Ни от Кимета, ни от Синто, ни от Матеу долго не было никаких вестей. И вдруг в воскресенье прикатывает мой Кимет и с ним еще семеро солдат. Страх смотреть, но с продуктами. Кимет — грязный, отощал, да те семеро сразу ушли, договорились, что заедут за ним утром. Кимет сказал, что на фронте их почти не кормят, нечем, со снабжением из рук вон плохо и что у него открылась чахотка. Я спросила, от кого он узнал, от врача или так, а Кимет — зачем мне врач, когда яснее ясного: в легких одни дыры и микробы, даже родных детей нельзя поцеловать. Я опять спросила — можно ли это вылечить, а он мне — если в его возрасте такое заполучишь, значит, прости-прощай, на всю жизнь. Дырки, они по-ученому каверны называются, их становится все больше и больше, а если легкие как сито, то крови некуда деться, и она идет горлом. Ну и все, крышка! Ты, говорит, не понимаешь, как тебе повезло, что уродилась такая здоровая. Я сказала Кимету, что все голуби улетели, осталась одна-единственная голубка в горошинку, тощая, как жердочка, она пока прилетает. А он сказал, что если б не война, у нас бы уже был свой загородный домик и башня-голубятня с гнездами до самого верху, но ничего, увидишь, все поправится… Мы, говорит, по пути заезжали в деревни, и нам давали овощи и яйца, везите, мол, домой. Кимет пробыл с нами целых три дня, потому что наутро мы узнали, что им всем велели остаться. И пока он был с нами, только и разговору, что о доме, что ничего на свете нет лучше родного дома, и что когда кончится война, он засядет дома, как жучок в мебели, и никто его не выманит. Говорит, говорит, а сам ковыряет ногтем сухие крошки из щели в столе, я диву давалась — он делает то же, что и я, хотя ни разу этого не видел.

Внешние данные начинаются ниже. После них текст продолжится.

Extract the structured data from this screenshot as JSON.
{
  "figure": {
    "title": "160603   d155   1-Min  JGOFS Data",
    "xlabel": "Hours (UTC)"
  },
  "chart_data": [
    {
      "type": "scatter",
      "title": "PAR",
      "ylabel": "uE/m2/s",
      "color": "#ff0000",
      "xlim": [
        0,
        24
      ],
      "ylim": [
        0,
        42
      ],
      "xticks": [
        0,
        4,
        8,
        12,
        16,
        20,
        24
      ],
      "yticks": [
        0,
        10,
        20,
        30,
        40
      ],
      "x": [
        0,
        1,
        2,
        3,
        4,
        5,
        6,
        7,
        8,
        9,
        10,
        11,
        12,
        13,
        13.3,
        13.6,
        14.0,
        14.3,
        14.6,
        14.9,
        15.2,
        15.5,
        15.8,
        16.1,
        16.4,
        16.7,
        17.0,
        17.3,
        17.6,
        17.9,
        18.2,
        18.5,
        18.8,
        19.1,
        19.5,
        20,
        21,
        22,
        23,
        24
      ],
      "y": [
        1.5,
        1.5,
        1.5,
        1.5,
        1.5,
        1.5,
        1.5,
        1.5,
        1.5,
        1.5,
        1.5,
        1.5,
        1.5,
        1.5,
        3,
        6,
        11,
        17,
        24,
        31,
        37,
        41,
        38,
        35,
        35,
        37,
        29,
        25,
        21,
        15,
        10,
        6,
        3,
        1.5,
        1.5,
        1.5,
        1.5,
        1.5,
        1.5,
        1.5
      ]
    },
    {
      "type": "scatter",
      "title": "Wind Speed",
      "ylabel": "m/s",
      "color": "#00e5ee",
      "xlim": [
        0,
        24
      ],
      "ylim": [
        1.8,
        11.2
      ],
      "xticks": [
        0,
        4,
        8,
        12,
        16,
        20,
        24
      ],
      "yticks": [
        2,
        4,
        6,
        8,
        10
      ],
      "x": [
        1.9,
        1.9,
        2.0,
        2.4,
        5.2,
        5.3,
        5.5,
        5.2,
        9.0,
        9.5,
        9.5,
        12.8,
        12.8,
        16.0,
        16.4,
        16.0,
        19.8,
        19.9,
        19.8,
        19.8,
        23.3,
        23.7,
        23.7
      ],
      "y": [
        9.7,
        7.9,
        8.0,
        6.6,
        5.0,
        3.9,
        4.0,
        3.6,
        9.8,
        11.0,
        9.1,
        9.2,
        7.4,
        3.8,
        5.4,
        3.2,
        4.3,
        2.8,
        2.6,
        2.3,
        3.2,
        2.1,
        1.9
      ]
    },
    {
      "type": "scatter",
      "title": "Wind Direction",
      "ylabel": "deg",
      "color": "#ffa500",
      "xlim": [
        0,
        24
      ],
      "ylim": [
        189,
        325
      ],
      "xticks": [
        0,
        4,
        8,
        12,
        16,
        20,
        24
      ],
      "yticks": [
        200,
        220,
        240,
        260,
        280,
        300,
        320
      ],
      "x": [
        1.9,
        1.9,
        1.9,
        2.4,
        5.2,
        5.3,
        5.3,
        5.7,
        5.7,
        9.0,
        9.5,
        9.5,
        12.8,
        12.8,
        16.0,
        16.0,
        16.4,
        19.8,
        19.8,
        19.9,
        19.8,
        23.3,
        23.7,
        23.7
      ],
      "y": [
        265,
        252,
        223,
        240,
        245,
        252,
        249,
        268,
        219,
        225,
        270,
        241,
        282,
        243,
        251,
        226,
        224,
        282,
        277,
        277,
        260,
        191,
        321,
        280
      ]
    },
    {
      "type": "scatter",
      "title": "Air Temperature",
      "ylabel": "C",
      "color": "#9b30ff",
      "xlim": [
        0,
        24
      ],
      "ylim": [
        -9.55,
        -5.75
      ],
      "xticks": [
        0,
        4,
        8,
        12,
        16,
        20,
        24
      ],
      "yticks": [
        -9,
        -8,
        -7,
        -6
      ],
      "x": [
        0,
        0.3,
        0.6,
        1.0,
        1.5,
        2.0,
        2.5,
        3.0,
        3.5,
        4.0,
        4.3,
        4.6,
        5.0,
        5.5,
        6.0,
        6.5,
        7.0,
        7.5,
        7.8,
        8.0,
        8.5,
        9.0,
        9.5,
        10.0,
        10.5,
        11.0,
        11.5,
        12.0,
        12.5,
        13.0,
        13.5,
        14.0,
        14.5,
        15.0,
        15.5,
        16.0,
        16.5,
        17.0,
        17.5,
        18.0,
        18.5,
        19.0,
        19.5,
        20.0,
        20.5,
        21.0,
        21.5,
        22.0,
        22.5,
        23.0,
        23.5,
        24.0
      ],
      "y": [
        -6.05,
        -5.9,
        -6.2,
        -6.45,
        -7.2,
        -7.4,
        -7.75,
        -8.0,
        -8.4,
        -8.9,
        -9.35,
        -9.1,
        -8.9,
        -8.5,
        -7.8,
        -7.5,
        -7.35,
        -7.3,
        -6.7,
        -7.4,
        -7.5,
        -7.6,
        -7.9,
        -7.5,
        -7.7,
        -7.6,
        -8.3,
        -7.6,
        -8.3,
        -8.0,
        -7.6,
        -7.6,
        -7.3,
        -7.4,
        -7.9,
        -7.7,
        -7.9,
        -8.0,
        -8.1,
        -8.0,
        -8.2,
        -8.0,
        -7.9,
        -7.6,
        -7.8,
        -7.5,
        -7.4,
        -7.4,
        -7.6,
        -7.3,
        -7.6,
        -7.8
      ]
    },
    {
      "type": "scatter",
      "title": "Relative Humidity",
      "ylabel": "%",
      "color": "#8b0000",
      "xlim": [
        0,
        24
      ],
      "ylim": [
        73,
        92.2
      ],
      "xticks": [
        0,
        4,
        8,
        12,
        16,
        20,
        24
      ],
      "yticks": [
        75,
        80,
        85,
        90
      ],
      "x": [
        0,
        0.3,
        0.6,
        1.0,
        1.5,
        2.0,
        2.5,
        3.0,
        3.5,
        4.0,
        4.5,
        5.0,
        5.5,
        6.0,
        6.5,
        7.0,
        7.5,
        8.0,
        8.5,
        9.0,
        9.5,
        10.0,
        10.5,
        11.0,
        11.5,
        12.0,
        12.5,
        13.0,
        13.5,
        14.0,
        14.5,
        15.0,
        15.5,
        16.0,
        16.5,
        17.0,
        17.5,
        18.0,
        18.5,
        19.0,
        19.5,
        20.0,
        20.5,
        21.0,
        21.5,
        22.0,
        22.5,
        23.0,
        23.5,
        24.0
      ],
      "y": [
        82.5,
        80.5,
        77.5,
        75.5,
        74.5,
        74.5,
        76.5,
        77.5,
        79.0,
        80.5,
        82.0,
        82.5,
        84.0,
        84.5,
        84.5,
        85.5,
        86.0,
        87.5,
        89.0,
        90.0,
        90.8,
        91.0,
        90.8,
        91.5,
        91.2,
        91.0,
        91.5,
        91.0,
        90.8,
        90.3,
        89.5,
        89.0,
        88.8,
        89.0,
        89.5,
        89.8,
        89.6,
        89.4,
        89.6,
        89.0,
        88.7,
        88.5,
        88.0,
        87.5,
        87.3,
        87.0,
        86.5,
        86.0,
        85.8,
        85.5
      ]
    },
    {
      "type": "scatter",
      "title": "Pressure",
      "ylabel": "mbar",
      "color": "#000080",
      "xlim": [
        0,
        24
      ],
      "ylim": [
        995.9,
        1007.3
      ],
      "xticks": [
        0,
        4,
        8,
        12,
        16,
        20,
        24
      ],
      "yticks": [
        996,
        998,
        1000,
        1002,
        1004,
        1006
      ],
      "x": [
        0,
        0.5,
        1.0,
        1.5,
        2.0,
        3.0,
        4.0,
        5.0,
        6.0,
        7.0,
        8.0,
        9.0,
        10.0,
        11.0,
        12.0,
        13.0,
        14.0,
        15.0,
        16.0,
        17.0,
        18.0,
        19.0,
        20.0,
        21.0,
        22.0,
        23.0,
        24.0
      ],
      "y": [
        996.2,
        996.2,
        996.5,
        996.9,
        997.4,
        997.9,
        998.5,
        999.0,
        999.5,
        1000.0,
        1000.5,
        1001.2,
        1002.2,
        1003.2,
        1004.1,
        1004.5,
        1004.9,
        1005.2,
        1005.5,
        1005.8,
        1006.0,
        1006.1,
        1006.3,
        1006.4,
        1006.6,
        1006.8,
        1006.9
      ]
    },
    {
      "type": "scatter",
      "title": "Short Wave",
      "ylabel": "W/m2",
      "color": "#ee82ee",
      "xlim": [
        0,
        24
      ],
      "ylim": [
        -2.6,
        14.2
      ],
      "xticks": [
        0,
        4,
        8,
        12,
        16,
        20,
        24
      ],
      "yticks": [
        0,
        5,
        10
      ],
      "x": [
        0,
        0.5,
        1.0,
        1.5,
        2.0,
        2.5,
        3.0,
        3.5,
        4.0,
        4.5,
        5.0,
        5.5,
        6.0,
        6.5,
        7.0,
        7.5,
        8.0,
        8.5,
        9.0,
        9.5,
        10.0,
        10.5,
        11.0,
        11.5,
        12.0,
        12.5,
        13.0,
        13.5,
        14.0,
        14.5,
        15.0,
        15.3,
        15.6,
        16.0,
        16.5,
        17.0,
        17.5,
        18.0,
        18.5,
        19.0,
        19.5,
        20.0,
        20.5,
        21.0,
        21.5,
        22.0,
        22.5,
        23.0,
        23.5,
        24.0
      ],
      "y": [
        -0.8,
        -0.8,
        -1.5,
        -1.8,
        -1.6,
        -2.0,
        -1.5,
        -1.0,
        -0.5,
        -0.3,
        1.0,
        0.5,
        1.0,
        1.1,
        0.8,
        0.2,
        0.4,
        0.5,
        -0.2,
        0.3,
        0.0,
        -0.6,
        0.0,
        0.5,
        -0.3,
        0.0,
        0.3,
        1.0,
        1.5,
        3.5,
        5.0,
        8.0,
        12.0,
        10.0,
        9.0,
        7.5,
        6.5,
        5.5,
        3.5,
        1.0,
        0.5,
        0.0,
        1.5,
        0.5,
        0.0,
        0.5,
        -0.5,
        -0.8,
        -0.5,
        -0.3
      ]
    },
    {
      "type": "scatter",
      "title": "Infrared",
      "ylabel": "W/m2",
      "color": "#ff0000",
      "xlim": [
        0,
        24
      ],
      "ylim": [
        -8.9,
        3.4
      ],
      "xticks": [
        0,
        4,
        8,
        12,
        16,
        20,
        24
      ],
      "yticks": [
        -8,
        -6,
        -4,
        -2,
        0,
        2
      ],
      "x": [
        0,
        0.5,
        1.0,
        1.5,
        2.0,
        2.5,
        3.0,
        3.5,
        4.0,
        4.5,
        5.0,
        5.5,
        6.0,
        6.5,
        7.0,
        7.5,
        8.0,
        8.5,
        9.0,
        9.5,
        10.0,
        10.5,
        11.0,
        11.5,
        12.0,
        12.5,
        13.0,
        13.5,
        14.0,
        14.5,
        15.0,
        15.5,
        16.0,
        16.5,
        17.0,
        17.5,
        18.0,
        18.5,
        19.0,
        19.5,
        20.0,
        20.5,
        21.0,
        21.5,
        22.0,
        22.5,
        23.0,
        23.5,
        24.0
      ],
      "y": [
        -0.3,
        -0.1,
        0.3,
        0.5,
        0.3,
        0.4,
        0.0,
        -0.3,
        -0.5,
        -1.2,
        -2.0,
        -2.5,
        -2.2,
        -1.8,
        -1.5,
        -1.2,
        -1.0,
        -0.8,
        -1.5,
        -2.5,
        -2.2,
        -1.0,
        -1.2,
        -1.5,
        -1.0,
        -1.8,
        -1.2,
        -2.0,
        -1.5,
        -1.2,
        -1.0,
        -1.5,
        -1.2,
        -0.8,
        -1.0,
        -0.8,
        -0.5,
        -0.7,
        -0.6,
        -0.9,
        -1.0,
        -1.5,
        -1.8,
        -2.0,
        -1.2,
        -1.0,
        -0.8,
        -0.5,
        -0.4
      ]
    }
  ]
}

Все три дня он после обеда в сиесту спал подолгу, и дети залезали к нему в постель, спали с ним, соскучились, бедные. Они очень его любили. А до чего мне не хотелось ходить на работу, кто бы знал! Кимет сказал, что от синих огней у него настроение портится, и будь его воля, он приказал бы сменить их на красные, вроде сыпь красная повсюду. И что его смех берет: эти синие огни — сплошная ерунда, те, кому надо, будут бомбить, хоть сделай огни черными. Глаза у Кимета, я сразу заметила, провалились, словно их кто заталкивает, заталкивает, чтобы они совсем внутрь ушли. Перед отъездом он прижал меня к себе, а детей прямо исцеловал, они его до самой входной двери проводили, и я тоже, а на лестнице остановилась там, где весы вырезаны, и провела по ним пальцем. Рита потом жаловалась, что папа ей все лицо исколол бородой.
И в тот же день пришла сеньора Энрикета, она при Кимете даже не заглянула ни разу, чтобы не мешать. Чуть ни с порога: ваших разобьют, и думать нечего это дело времени, еще несколько недель и все. Я, говорит, очень за вас волнуюсь, не лез бы Кимет в эту заваруху, ничего бы вам не грозило, а раз он с республиканцами, поди, знай, как вам откликнется. Я пересказала ее слова хозяину нашей лавки, и он мне сказал — не доверяйтесь сейчас никому, так оно спокойнее. А когда я сказала сеньоре Энрикете, что сказал лавочник, она сказала, что сам-то он ждет не дождется, когда всех республиканцев прикончат. Еще бы ему не злиться, у него доходы упали, хоть и продает продукты тайком втридорога. И что лавочнику лишь бы кончилась война, а что и как — ему без разницы. Он продает все из-под прилавка и трясется со страху. А лавочник говорил, что сеньора Энрикета — глупая курица, ей бы только короля вернули. А когда пришла Джульета, она сказала, что да, наши терпят поражение, но вся вина на стариках: у них мозги не работают, они вообще боятся перемен. Вот молодежь хочет жить по-настоящему. Все по-разному думают, и это очень зависит оттого, кто ты есть и какого ты происхождения, если ты за новую жизнь, многие готовы в тебя дохлой крысой запустить, а то еще и в тюрьму упекут.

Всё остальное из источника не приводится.